The essay by Gundolf Keil, MD, PhD, printed in German but with a long summary in English, is an analysis of a Silesian late medieval medical treaty to treat battlefield wounds and abscesses, while John K. Crellin, PhD, discusses how therapeutic uncertainties can affect the interpretation of medical texts, using the efficacy of emmenagogues and abortifacients as an example. The final chapter by Helen Klug, PhD, and Roman Weinberger describe an Internet tool, the Medieval Plant Survey, which aims to compile all currently available information on medieval plants.

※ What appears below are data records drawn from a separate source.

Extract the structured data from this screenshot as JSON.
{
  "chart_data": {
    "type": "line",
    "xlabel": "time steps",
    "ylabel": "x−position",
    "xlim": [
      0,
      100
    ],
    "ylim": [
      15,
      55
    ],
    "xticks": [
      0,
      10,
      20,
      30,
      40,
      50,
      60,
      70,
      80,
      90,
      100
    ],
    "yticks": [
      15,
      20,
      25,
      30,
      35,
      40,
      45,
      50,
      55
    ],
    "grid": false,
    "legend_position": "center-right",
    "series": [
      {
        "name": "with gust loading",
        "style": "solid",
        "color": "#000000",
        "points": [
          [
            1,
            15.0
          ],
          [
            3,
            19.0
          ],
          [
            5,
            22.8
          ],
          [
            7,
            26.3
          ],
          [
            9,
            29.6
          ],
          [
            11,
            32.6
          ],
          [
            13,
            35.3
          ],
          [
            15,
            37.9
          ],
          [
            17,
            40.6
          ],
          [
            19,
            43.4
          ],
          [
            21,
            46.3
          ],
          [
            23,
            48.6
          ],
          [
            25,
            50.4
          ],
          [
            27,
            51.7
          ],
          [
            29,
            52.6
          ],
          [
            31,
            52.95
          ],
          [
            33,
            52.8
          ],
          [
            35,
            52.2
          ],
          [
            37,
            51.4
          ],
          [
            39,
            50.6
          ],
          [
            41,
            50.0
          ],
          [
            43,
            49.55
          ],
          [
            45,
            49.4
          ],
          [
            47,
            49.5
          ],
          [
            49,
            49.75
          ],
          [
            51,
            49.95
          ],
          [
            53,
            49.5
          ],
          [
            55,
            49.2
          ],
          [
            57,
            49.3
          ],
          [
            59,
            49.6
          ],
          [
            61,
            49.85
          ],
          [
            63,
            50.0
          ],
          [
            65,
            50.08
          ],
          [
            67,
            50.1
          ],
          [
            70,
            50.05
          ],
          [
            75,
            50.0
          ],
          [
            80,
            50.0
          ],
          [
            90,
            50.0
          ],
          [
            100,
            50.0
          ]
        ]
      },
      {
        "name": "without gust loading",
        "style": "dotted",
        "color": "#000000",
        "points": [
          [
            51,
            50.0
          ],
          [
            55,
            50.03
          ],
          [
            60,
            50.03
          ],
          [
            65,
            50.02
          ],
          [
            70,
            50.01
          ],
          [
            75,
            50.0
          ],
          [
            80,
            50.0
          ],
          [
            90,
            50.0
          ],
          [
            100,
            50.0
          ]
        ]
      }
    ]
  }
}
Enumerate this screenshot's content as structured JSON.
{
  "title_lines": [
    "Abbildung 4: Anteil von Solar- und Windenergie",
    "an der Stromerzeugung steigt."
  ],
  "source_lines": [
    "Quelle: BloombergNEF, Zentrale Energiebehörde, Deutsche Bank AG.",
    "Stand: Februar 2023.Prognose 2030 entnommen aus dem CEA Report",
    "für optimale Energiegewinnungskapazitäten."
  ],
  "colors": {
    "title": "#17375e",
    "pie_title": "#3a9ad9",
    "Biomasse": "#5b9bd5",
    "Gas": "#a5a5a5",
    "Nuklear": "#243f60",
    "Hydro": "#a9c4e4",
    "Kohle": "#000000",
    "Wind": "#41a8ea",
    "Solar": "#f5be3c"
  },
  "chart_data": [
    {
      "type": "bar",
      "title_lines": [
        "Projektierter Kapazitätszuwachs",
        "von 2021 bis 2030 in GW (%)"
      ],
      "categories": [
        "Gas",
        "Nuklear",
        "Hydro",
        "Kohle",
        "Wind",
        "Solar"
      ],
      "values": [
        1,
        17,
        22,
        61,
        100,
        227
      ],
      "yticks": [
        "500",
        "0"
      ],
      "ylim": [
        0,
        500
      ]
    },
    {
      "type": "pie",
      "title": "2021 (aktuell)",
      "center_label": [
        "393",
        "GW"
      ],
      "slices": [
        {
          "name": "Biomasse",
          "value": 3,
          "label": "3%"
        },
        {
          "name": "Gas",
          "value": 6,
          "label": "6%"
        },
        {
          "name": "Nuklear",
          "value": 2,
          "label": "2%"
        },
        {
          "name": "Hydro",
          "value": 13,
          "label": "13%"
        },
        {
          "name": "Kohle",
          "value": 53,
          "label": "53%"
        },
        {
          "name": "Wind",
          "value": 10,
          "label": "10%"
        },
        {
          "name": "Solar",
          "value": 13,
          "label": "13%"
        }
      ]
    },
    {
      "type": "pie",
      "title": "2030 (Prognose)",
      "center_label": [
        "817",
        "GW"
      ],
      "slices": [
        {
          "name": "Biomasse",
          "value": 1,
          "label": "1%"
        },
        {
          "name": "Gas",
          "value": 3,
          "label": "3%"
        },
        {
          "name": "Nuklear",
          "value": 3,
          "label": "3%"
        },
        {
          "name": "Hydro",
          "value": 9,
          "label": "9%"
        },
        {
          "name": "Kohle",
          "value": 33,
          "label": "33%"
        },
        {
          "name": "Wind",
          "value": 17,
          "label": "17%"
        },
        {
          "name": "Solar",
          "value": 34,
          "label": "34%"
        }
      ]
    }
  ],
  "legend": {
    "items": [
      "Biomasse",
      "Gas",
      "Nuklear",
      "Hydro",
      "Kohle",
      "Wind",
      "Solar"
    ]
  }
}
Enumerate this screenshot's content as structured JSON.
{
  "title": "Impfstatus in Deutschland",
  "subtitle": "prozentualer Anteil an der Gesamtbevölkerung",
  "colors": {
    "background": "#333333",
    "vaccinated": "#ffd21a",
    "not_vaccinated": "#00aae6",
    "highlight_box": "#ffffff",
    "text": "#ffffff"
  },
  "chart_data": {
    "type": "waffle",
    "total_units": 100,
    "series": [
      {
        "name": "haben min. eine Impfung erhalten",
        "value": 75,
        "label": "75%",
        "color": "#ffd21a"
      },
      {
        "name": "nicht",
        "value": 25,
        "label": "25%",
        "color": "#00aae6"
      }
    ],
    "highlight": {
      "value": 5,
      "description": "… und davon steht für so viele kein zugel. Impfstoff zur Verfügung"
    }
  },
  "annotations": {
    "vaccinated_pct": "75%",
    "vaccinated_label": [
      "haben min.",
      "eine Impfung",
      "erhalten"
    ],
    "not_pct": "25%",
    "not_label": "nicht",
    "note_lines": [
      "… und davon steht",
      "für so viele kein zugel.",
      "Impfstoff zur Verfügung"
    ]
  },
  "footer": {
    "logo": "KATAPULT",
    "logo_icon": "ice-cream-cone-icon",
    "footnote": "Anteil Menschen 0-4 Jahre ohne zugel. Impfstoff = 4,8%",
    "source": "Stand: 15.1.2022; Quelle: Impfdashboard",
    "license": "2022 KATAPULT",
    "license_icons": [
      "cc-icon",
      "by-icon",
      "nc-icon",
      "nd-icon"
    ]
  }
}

The project evolved from a blog and also stores medieval cooking recipes and 1,300 different ingredients, including 350 plants or plant products.

This book will be appreciated especially by scholars and academics, unlike Riddle’s trilogy that can be read with pleasure by a larger share of readers. The many notes, the sections in Latin, and the chapter in German will probably deter many readers. Nonetheless, it represents a clear demonstration of how valuable historical information can be, especially when critically evaluated, for a greater knowledge of medicinal plants.

—Giovanni Appendino, PhD

Department of Pharmaceutical Sciences

Università del Piemonte Orientale

Novara, Italy

References

1. Riddle JM. Contraception and Abortion from the Ancient World to the Renaissance. Cambridge, MA: Harvard University Press; 1992.

2. Riddle JM. Eve’s Herbs: A History of Contraception and Abortion in the West. Cambridge, MA: Harvard University Press; 1997.

3. Riddle JM. Godesses, Elixirs, and Witches: Plants and Sexuality throughout Human History. New York, NY: Palgrave Macmillan; 2010.

4. Burnett JF, Kearley Jr. FJ. Comparative mobility of halogens in reactions of dihalobenzenes with potassium amide in ammonia. J Org Chem. 1971;36:184-186.